At the beginning of 1997, Nigel Godrich was a relatively unknown recording engineer. He'd been looking for a band that would trust his instincts as a producer, and he'd finally gotten his chance — with the band Radiohead. By the end of 1997, Godrich was one of the most talked-about names in music.
Radiohead's album OK Computer became the biggest critical hit of the year — of the decade, some say. It set a new course for progressive rock music, one that Nigel Godrich would continue to shift at will. Along with more groundbreaking works by Radiohead, he went on to twist the knobs for legends like Paul McCartney and Beck. Now, the super-producer is taking center stage. He's part of a new three-piece band called Ultraísta.
The name Ultraísta gives some indication of the band's approach and sound. It comes from the Spanish literary movement known as ultraísmo, from the early 20th century. The poets and writers who were part of it — including Jorge Luis Borges — were committed to writing spare but evocative works.

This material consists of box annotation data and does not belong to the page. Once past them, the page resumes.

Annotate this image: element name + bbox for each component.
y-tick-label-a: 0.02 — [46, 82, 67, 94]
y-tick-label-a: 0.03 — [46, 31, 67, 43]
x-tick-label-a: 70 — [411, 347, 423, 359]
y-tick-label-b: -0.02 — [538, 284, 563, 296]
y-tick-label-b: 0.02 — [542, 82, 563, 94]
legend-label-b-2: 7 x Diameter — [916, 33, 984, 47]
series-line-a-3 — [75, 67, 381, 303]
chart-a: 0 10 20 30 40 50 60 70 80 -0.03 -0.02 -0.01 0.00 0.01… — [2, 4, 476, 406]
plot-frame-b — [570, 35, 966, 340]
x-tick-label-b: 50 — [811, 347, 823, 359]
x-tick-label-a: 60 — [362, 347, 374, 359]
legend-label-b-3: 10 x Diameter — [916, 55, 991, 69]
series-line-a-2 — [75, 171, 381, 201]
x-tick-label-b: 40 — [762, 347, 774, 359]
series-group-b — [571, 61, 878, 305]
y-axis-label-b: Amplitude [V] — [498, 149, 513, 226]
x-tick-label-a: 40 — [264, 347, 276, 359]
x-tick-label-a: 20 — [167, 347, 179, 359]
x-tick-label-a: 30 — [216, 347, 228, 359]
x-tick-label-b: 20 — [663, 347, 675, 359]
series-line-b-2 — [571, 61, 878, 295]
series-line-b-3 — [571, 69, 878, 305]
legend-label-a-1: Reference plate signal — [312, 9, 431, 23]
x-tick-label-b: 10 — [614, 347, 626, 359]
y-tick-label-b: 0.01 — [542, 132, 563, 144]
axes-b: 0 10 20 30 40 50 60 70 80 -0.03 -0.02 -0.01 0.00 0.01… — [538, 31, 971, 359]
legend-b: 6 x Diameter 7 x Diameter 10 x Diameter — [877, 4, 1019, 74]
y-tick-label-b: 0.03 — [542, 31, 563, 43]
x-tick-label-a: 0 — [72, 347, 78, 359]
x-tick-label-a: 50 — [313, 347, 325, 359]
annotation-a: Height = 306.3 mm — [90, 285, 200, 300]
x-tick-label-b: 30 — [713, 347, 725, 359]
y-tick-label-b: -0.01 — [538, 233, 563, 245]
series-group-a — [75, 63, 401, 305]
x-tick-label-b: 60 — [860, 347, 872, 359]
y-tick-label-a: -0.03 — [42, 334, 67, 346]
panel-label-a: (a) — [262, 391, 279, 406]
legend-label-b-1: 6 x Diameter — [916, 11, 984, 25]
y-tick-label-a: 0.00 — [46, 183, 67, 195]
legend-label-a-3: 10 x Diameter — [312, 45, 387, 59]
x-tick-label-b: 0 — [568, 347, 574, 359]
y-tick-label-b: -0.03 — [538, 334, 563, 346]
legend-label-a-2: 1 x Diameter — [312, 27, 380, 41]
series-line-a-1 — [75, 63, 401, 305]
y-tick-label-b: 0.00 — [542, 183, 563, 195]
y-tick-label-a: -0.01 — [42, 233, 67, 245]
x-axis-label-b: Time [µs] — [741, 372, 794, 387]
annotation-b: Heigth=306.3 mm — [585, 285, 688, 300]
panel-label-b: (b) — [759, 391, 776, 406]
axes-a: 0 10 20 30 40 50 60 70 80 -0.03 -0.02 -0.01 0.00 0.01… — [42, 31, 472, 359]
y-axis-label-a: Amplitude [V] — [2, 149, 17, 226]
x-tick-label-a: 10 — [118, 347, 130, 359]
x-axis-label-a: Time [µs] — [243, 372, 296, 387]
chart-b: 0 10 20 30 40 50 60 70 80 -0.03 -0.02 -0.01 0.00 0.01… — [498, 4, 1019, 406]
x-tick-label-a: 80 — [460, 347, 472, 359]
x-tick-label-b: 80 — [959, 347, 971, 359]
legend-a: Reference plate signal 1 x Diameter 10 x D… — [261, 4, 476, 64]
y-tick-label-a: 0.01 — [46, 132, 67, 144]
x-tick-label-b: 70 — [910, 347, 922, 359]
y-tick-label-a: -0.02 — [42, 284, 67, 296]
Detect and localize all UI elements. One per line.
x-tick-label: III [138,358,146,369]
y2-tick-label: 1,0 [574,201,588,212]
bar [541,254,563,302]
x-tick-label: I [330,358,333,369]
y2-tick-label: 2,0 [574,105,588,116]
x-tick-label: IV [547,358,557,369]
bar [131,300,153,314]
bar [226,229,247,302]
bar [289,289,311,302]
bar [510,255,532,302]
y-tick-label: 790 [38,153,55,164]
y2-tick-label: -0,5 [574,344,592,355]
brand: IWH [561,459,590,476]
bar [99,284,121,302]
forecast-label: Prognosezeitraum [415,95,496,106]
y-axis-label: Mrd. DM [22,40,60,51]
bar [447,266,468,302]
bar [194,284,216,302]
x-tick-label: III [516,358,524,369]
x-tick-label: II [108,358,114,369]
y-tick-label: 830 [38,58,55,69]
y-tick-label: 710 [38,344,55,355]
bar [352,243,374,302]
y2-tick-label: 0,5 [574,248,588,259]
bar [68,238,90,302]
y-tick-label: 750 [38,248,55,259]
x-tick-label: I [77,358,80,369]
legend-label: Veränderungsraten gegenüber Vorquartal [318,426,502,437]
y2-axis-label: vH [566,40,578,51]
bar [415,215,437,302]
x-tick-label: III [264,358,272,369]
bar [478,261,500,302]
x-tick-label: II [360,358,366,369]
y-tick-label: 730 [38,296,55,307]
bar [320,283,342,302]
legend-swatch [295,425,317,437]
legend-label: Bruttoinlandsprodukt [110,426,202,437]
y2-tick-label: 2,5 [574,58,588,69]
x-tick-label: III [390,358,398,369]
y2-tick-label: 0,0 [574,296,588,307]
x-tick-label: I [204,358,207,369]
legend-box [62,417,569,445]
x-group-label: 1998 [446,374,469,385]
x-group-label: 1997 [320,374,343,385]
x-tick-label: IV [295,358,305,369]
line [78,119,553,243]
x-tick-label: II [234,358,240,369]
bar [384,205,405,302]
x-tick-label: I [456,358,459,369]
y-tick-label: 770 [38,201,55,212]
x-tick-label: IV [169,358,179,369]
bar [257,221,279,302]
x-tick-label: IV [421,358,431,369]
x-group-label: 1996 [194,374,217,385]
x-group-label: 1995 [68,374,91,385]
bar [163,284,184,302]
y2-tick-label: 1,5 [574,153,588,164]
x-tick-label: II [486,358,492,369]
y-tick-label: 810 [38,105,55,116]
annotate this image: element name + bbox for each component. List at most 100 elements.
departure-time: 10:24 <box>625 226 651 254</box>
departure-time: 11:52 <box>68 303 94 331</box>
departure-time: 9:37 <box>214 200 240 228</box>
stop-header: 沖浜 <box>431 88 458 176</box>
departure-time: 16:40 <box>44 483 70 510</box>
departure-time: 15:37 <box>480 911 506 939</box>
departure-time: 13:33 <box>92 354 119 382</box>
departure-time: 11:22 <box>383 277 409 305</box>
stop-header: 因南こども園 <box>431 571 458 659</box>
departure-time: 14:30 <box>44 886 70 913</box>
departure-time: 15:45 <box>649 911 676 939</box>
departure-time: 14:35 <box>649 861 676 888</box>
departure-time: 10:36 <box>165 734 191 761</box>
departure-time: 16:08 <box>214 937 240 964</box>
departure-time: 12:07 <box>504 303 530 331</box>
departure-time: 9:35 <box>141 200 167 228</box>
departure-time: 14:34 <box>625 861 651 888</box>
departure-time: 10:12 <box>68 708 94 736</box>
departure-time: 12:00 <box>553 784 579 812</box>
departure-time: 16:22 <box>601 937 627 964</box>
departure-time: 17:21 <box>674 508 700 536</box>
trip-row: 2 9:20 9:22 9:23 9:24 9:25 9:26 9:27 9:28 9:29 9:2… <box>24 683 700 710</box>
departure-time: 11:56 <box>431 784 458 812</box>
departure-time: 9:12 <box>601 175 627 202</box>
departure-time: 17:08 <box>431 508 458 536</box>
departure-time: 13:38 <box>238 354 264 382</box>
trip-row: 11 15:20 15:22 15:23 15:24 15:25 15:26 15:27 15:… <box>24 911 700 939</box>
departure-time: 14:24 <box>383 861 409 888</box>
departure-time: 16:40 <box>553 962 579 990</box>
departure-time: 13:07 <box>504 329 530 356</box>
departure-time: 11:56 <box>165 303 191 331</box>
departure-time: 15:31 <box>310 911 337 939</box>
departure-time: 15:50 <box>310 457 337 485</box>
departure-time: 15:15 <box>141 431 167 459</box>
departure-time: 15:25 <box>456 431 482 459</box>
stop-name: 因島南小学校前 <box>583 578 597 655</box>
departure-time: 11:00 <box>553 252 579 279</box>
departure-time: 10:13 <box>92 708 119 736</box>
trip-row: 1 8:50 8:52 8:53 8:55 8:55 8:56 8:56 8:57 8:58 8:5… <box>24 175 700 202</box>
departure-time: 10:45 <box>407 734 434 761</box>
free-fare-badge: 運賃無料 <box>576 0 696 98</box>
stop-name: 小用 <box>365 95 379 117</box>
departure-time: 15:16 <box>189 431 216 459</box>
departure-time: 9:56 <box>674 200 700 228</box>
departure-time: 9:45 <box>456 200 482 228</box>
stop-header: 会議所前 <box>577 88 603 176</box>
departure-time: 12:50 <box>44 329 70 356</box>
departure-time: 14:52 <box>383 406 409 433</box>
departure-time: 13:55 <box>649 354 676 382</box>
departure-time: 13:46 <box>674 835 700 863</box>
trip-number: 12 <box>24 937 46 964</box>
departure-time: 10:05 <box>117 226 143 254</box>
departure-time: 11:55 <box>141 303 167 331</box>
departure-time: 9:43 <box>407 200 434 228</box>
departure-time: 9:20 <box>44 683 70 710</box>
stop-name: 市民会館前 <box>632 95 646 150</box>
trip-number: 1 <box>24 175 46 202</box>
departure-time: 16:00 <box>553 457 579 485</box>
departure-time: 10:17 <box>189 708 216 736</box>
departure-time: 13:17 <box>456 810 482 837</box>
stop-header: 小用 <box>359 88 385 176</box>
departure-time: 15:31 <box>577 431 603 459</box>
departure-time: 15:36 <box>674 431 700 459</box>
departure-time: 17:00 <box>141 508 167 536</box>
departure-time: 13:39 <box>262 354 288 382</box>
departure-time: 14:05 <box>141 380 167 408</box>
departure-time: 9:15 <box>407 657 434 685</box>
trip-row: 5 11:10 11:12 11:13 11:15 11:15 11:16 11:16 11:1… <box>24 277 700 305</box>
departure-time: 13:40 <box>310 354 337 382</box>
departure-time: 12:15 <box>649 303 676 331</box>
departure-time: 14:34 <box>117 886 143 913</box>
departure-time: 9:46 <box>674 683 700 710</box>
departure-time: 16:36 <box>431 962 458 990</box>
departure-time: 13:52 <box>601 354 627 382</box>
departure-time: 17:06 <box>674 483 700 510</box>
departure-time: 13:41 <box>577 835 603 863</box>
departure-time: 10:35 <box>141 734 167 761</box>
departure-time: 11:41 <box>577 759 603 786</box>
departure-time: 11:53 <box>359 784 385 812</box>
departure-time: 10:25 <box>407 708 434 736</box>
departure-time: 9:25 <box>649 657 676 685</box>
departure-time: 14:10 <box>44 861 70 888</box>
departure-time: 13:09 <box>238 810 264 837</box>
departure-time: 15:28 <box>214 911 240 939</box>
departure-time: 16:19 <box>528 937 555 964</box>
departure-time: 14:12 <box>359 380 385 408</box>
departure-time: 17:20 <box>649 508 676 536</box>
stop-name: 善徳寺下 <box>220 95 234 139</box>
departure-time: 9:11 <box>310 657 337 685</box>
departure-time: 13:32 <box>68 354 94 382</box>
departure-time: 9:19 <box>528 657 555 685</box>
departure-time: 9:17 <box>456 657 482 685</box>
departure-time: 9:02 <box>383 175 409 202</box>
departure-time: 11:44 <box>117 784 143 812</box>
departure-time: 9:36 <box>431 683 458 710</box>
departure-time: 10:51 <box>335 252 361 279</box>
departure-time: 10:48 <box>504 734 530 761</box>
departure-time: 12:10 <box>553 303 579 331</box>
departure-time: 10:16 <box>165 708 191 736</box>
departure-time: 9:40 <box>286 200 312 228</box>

"My mother gave me a book by Louis Borges of his short stories," Godrich tells NPR's Guy Raz. "It had a big effect on me, just as a piece of literature. It's very surrealist, very abstract. Anyway, I was reading about him and it talked about the Ultraist movement. It suggested color and vibration and extreme. So it just seemed very fitting."
Godrich started the band with drummer Joey Waronker (known for his work with The Smashing Pumpkins, Elliott Smith, R.E.M. and others). But they needed a singer. They decided not to trade on their influence in the industry, in favor of finding someone unknown.
"We spent a good deal of energy making little posters that we stuck around art schools in London for random projects," Godrich says, noting that the posters did not mention his name. "The original intention — or my fantasy, anyway — was just that maybe we would find somebody that wasn't a musician, per se."
Though the flyer campaign failed, the two did end up finding themselves an art student, who happened to be getting some attention in London. Her name was Laura Bettinson.
"Joey and I went to see Laura play in a pub," Godrich says. "She had her own solo project which involved her performing by chopping up her voice into little loops."
Bettinson had no idea that a Grammy-award winning producer and a legendary session musician were in the audience that night — she'd only been told that their manager might show up, and says that wasn't enough to make her nervous.
"I didn't have anything to lose, so I didn't pretend to do anything that I wouldn't do normally," she says. "You know, if they don't like it, they don't like it."
But they did like it, and brought her to a studio to lay some of those cut-and-paste singing techniques over their own productions. The result was Ultraísta, the trio's full-length debut.
The album's lyrics are sometimes indecipherable, and when they aren't, they're still difficult to comprehend. Godrich says that's a nod to the Ultraists and the first rule of their manifesto: "Reduction of the lyric element to its primordial element: metaphor."
"That is the way the words were brought together in the cut-and-paste," he says. "We sat and played word games with each other and talked about how [the Ultraist philosophy] as relevant today — probably more — than it was then. It was about just throwing away stuff that's old and trying to make something new."